Temporal Performance Prediction for Deep Convolutional Long Short-Term Memory Networks
This work addresses uncertainty estimation for video-based semantic segmentation in autonomous driving, but it is incremental as it builds on existing convolutional LSTM networks with a new postprocessing approach.
The paper tackles the problem of quantifying predictive uncertainty for deep semantic segmentation networks in safety-critical tasks like autonomous driving, by introducing a temporal postprocessing method that estimates prediction performance using cell state-based metrics, achieving classification of intersection over union being zero or greater than zero.
Quantifying predictive uncertainty of deep semantic segmentation networks is essential in safety-critical tasks. In applications like autonomous driving, where video data is available, convolutional long short-term memory networks are capable of not only providing semantic segmentations but also predicting the segmentations of the next timesteps.
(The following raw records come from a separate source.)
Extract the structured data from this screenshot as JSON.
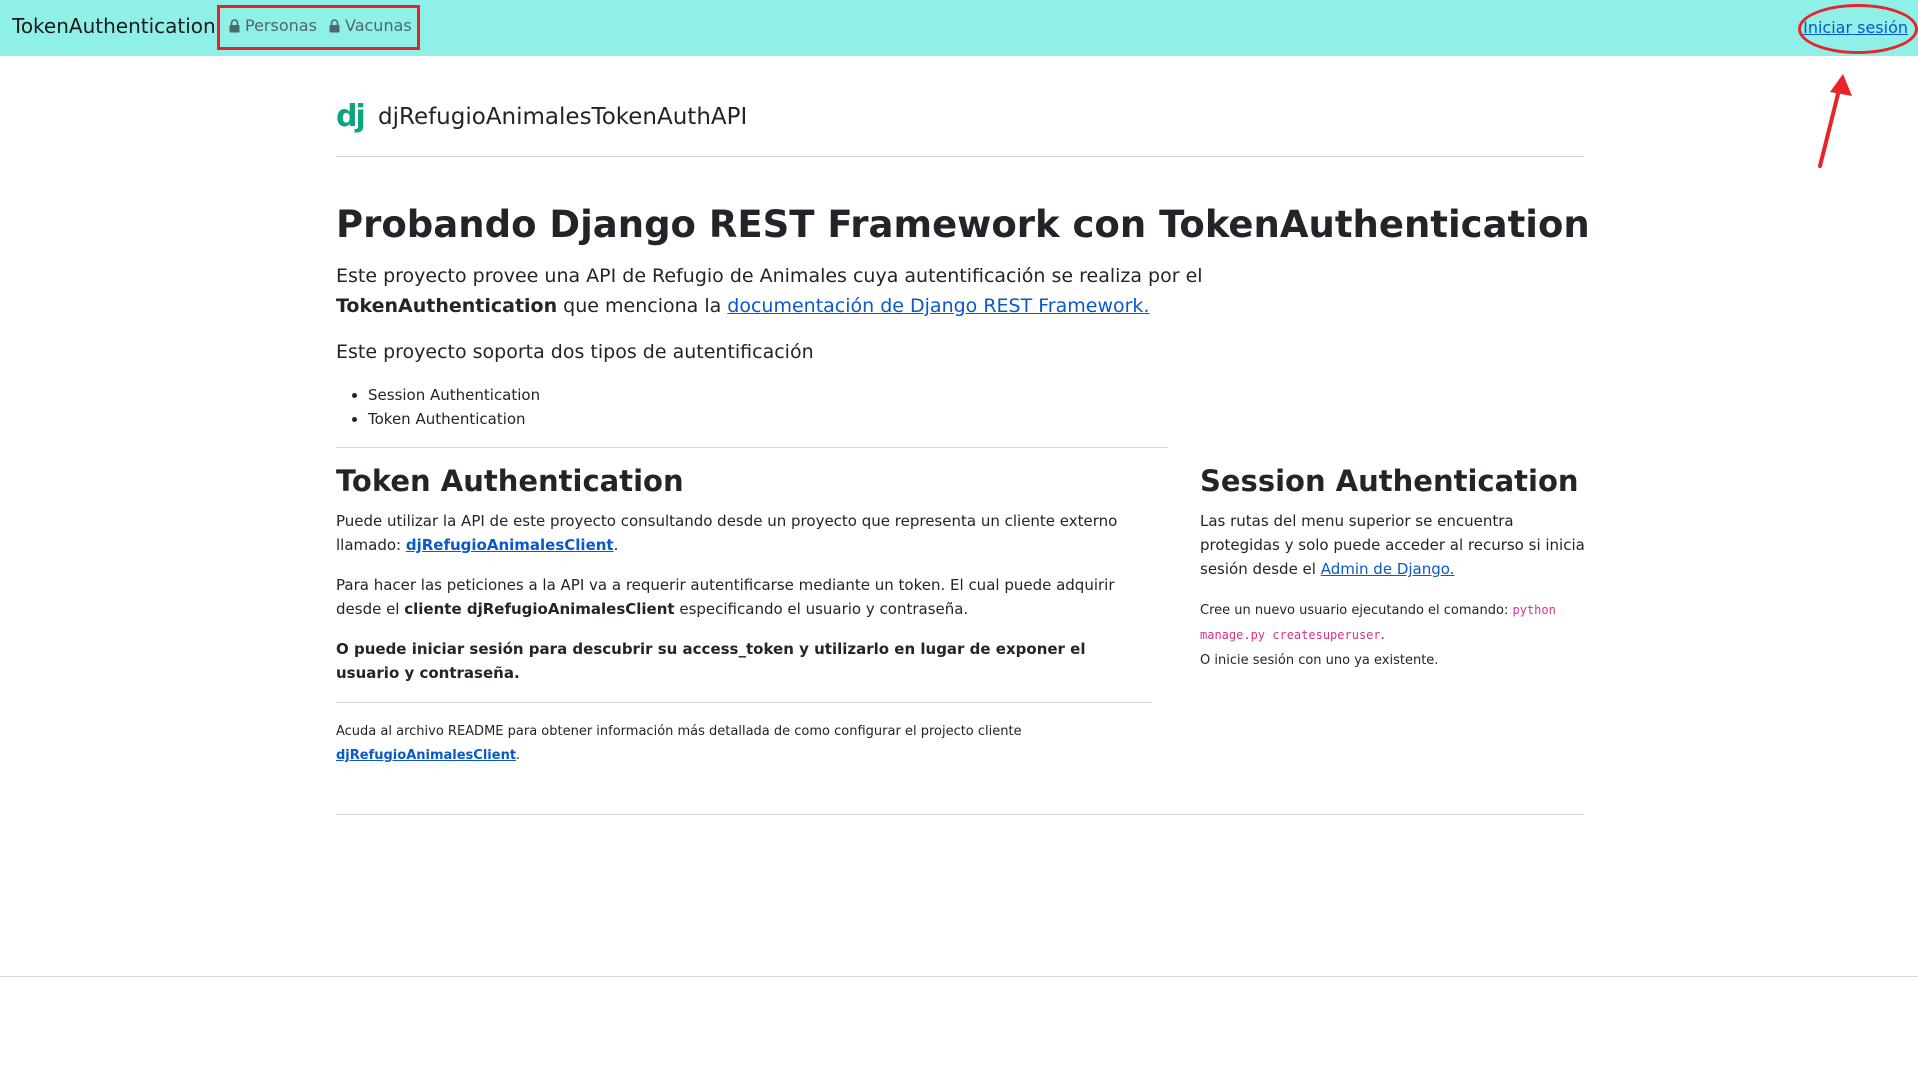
{
  "navbar": {
    "brand": "TokenAuthentication",
    "links": [
      {
        "label": "Personas",
        "icon": "lock-icon"
      },
      {
        "label": "Vacunas",
        "icon": "lock-icon"
      }
    ],
    "login_label": "Iniciar sesión",
    "background": "#8ff0e8"
  },
  "header": {
    "logo_text": "dj",
    "site_title": "djRefugioAnimalesTokenAuthAPI"
  },
  "intro": {
    "title": "Probando Django REST Framework con TokenAuthentication",
    "lead_part1": "Este proyecto provee una API de Refugio de Animales cuya autentificación se realiza por el ",
    "lead_bold": "TokenAuthentication",
    "lead_part2": " que menciona la ",
    "lead_link": "documentación de Django REST Framework.",
    "lead2": "Este proyecto soporta dos tipos de autentificación",
    "types": [
      "Session Authentication",
      "Token Authentication"
    ]
  },
  "token_section": {
    "title": "Token Authentication",
    "p1_text": "Puede utilizar la API de este proyecto consultando desde un proyecto que representa un cliente externo llamado: ",
    "p1_link": "djRefugioAnimalesClient",
    "p1_end": ".",
    "p2_text": "Para hacer las peticiones a la API va a requerir autentificarse mediante un token. El cual puede adquirir desde el ",
    "p2_bold": "cliente djRefugioAnimalesClient",
    "p2_end": " especificando el usuario y contraseña.",
    "p3": "O puede iniciar sesión para descubrir su access_token y utilizarlo en lugar de exponer el usuario y contraseña.",
    "note_text": "Acuda al archivo README para obtener información más detallada de como configurar el projecto cliente ",
    "note_link": "djRefugioAnimalesClient",
    "note_end": "."
  },
  "session_section": {
    "title": "Session Authentication",
    "p1_text": "Las rutas del menu superior se encuentra protegidas y solo puede acceder al recurso si inicia sesión desde el ",
    "p1_link": "Admin de Django.",
    "p2_text": "Cree un nuevo usuario ejecutando el comando: ",
    "p2_code": "python manage.py createsuperuser",
    "p2_end": ".",
    "p3": "O inicie sesión con uno ya existente."
  },
  "colors": {
    "accent": "#0a58ca",
    "annotation": "#e8242a",
    "logo": "#10a37f",
    "code": "#d63384"
  }
}
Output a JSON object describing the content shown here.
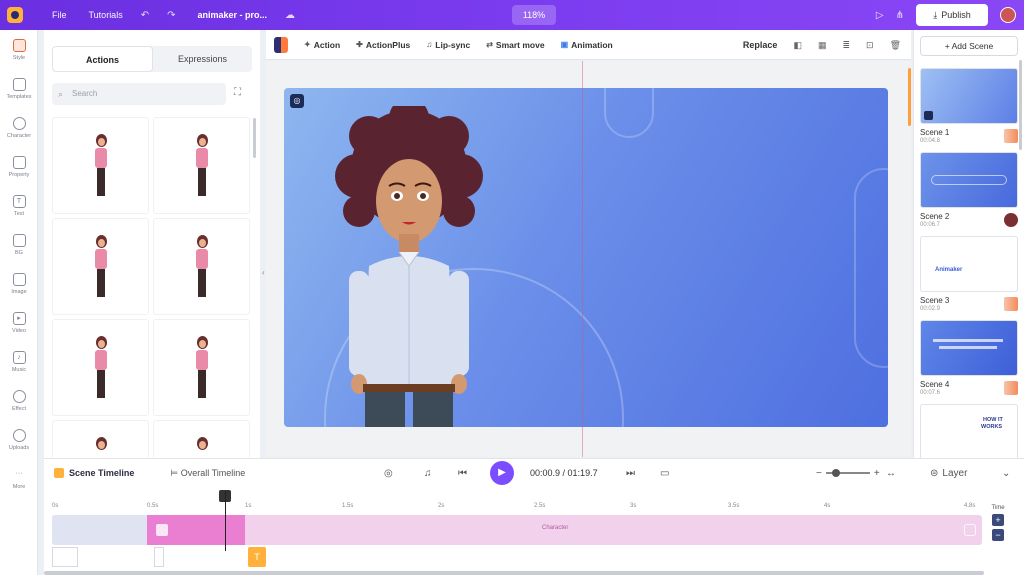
{
  "topbar": {
    "file": "File",
    "tutorials": "Tutorials",
    "project_name": "animaker - pro...",
    "zoom": "118%",
    "publish": "Publish"
  },
  "rail": [
    {
      "label": "Style",
      "icon": "style-icon"
    },
    {
      "label": "Templates",
      "icon": "templates-icon"
    },
    {
      "label": "Character",
      "icon": "character-icon"
    },
    {
      "label": "Property",
      "icon": "property-icon"
    },
    {
      "label": "Text",
      "icon": "text-icon"
    },
    {
      "label": "BG",
      "icon": "bg-icon"
    },
    {
      "label": "Image",
      "icon": "image-icon"
    },
    {
      "label": "Video",
      "icon": "video-icon"
    },
    {
      "label": "Music",
      "icon": "music-icon"
    },
    {
      "label": "Effect",
      "icon": "effect-icon"
    },
    {
      "label": "Uploads",
      "icon": "uploads-icon"
    },
    {
      "label": "More",
      "icon": "more-icon"
    }
  ],
  "library": {
    "tabs": [
      "Actions",
      "Expressions"
    ],
    "search_placeholder": "Search"
  },
  "toolbar": {
    "tools": [
      "Action",
      "ActionPlus",
      "Lip-sync",
      "Smart move",
      "Animation"
    ],
    "replace": "Replace"
  },
  "scenes": {
    "add_label": "+ Add Scene",
    "items": [
      {
        "name": "Scene 1",
        "time": "00:04.8"
      },
      {
        "name": "Scene 2",
        "time": "00:06.7"
      },
      {
        "name": "Scene 3",
        "time": "00:02.9"
      },
      {
        "name": "Scene 4",
        "time": "00:07.6"
      }
    ],
    "thumb_text": {
      "s3_logo": "Animaker",
      "s5_line1": "HOW IT",
      "s5_line2": "WORKS"
    }
  },
  "timeline": {
    "scene_tab": "Scene Timeline",
    "overall_tab": "Overall Timeline",
    "current": "00:00.9",
    "total": "01:19.7",
    "layer": "Layer",
    "ruler": [
      "0s",
      "0.5s",
      "1s",
      "1.5s",
      "2s",
      "2.5s",
      "3s",
      "3.5s",
      "4s",
      "4.8s"
    ],
    "track_label": "Character",
    "time_label": "Time",
    "text_marker": "T"
  },
  "colors": {
    "brand": "#7c3df0",
    "accent": "#ffb13c",
    "play": "#7c4dff"
  }
}
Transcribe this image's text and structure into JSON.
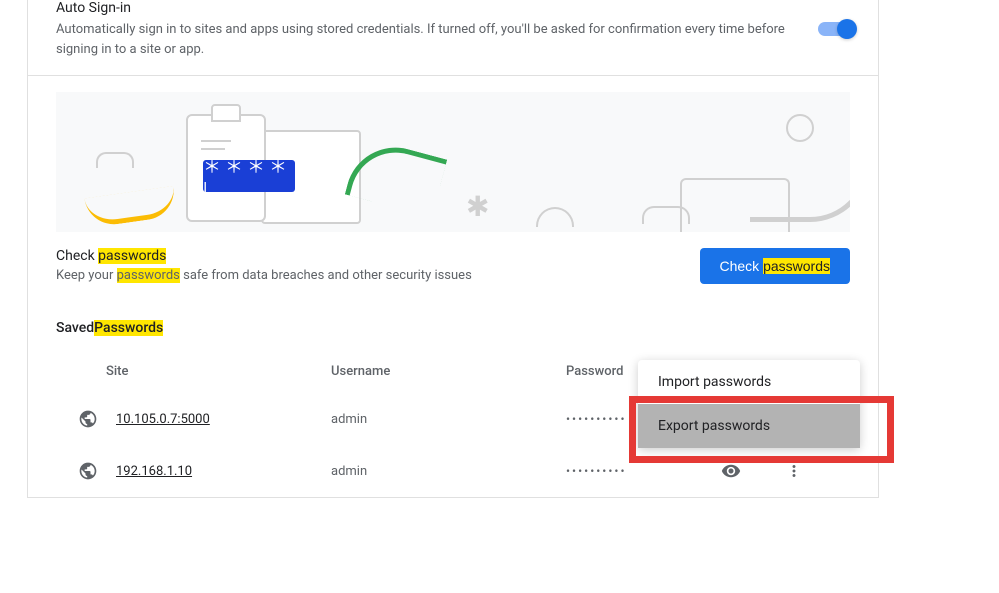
{
  "autoSignin": {
    "title": "Auto Sign-in",
    "desc": "Automatically sign in to sites and apps using stored credentials. If turned off, you'll be asked for confirmation every time before signing in to a site or app."
  },
  "illustration": {
    "stars": "＊＊＊＊ |",
    "asterisk": "✱"
  },
  "check": {
    "title_pre": "Check ",
    "title_hl": "passwords",
    "desc_pre": "Keep your ",
    "desc_hl": "passwords",
    "desc_post": " safe from data breaches and other security issues",
    "btn_pre": "Check ",
    "btn_hl": "passwords"
  },
  "savedHeader": {
    "pre": "Saved ",
    "hl": "Passwords"
  },
  "columns": {
    "site": "Site",
    "user": "Username",
    "pass": "Password"
  },
  "rows": [
    {
      "site": "10.105.0.7:5000",
      "user": "admin",
      "pass": "••••••••••"
    },
    {
      "site": "192.168.1.10",
      "user": "admin",
      "pass": "••••••••••"
    }
  ],
  "menu": {
    "import": "Import passwords",
    "export": "Export passwords"
  }
}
These models use cell states to broadcast information from previous data by taking a time series of inputs to predict one or even further steps into the future. We present a temporal postprocessing method which estimates the prediction performance of convolutional long short-term memory networks by either predicting the intersection over union of predicted and ground truth segments or classifying between intersection over union being equal to zero or greater than zero. To this end, we create temporal cell state-based input metrics per segment and investigate different models for the estimation of the predictive quality based on these metrics. We further study the influence of the number of considered cell states for the proposed metrics.